U.S. Treasury Secretary Timothy Geithner testifies before the Financial Crisis Inquiry Commission (FCIC) on Capitol Hill in Washington May 6, 2010.REUTERS/Kevin Lamarque
U.S. Treasury Secretary Timothy Geithner testifies before the Financial Crisis Inquiry Commission (FCIC) on Capitol Hill in Washington May 6, 2010.REUTERS/Kevin Lamarque

By Glenn Somerville

BEIJING (Reuters) - Treasury Secretary Timothy Geithner said on Monday the United States and China need to work together to reduce trade barriers and develop a more balanced global economy.

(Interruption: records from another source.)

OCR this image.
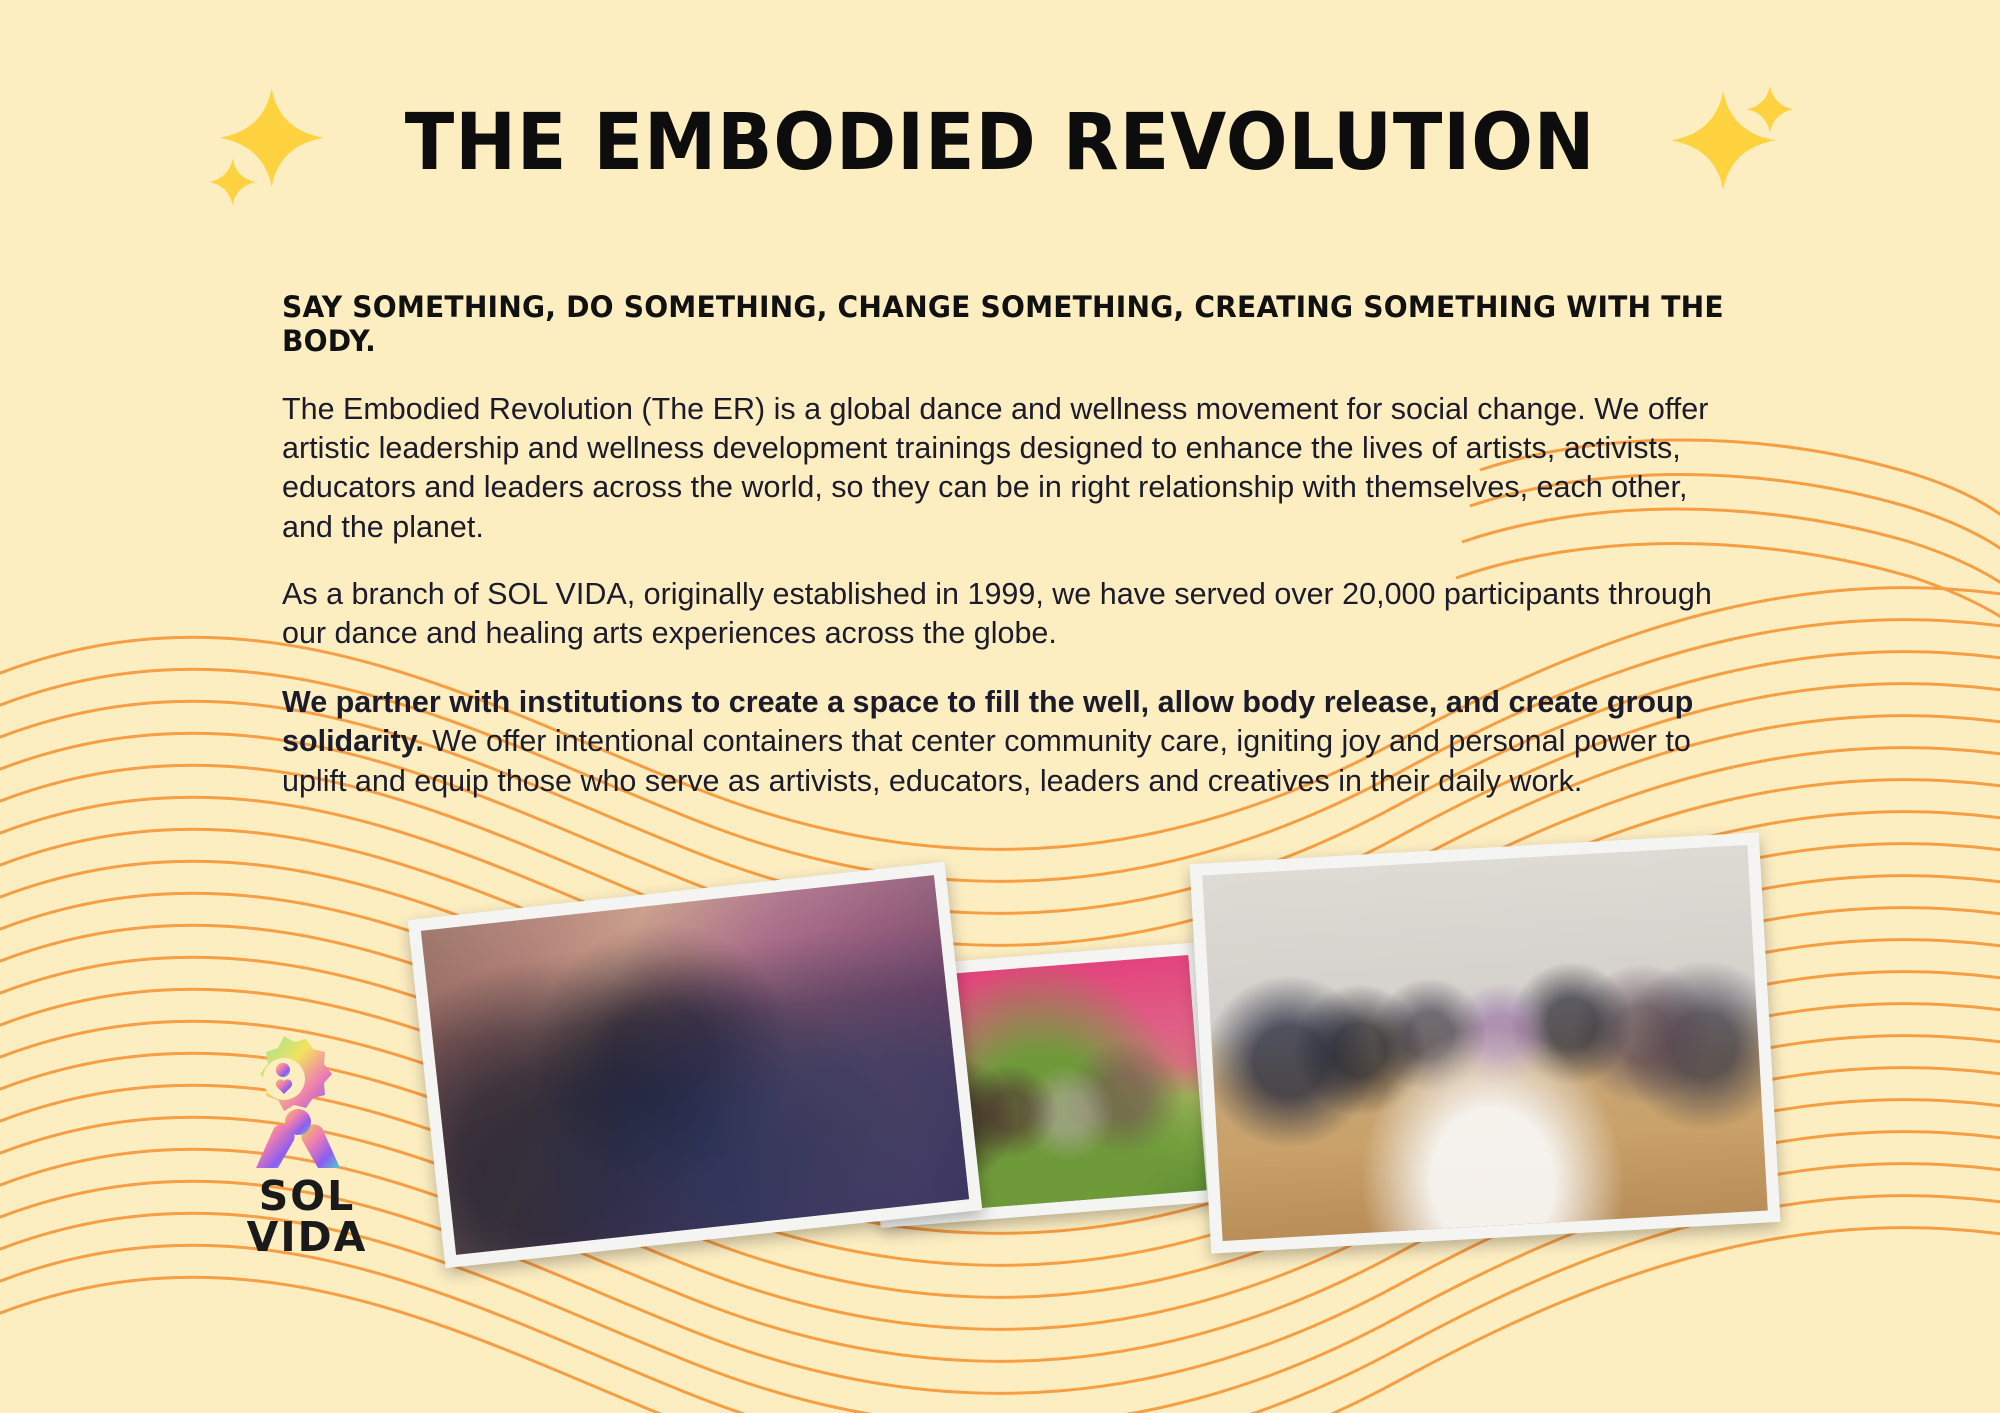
THE EMBODIED REVOLUTION
SAY SOMETHING, DO SOMETHING, CHANGE SOMETHING, CREATING SOMETHING WITH THE BODY.

The Embodied Revolution (The ER) is a global dance and wellness movement for social change. We offer artistic leadership and wellness development trainings designed to enhance the lives of artists, activists, educators and leaders across the world, so they can be in right relationship with themselves, each other, and the planet.

As a branch of SOL VIDA, originally established in 1999, we have served over 20,000 participants through our dance and healing arts experiences across the globe.

We partner with institutions to create a space to fill the well, allow body release, and create group solidarity. We offer intentional containers that center community care, igniting joy and personal power to uplift and equip those who serve as artivists, educators, leaders and creatives in their daily work.

SOL
VIDA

In prepared remarks for delivery at an opening ceremony for the two-day Strategic and Economic Dialogue, Geithner indirectly urged China to ease up on its "indigenous innovation" policies aimed at giving Chinese companies a larger share of new cutting-edge technologies developed in China.

"Innovation holds the key to a more prosperous future, and innovation flourishes best when markets are open, competition is fair, and strong protection exists for ideas and inventions," Geithner said.

Geithner and Secretary of State Hillary Clinton are leading a delegation of nearly 200 U.S. officials in the talks, which will range from trade to how to contain Iran's nuclear ambitions and North Korea's alleged sinking of a South Korean warship in March.

Geithner made no reference in his remarks to U.S. calls for China to let its yuan currency rise in value but did say the two countries should seek more balanced growth.

"As we reform the U.S. economy to promote savings and investment, China is reforming its growth model to promote domestic demand and consumption," Geithner said.

Europe's woes are also expected to come up during the two days of high-level talks. There has been concern on the U.S. side that China may delay letting its currency resume appreciating because it fears exports to Europe will decline.

"Our common interests lie in a stronger and more resilient world economy where growth is more balanced, both within and among nations," said Geithner, who leaves Beijing on Tuesday night for talks in Britain and Germany on efforts to stabilize the European economy and financial markets.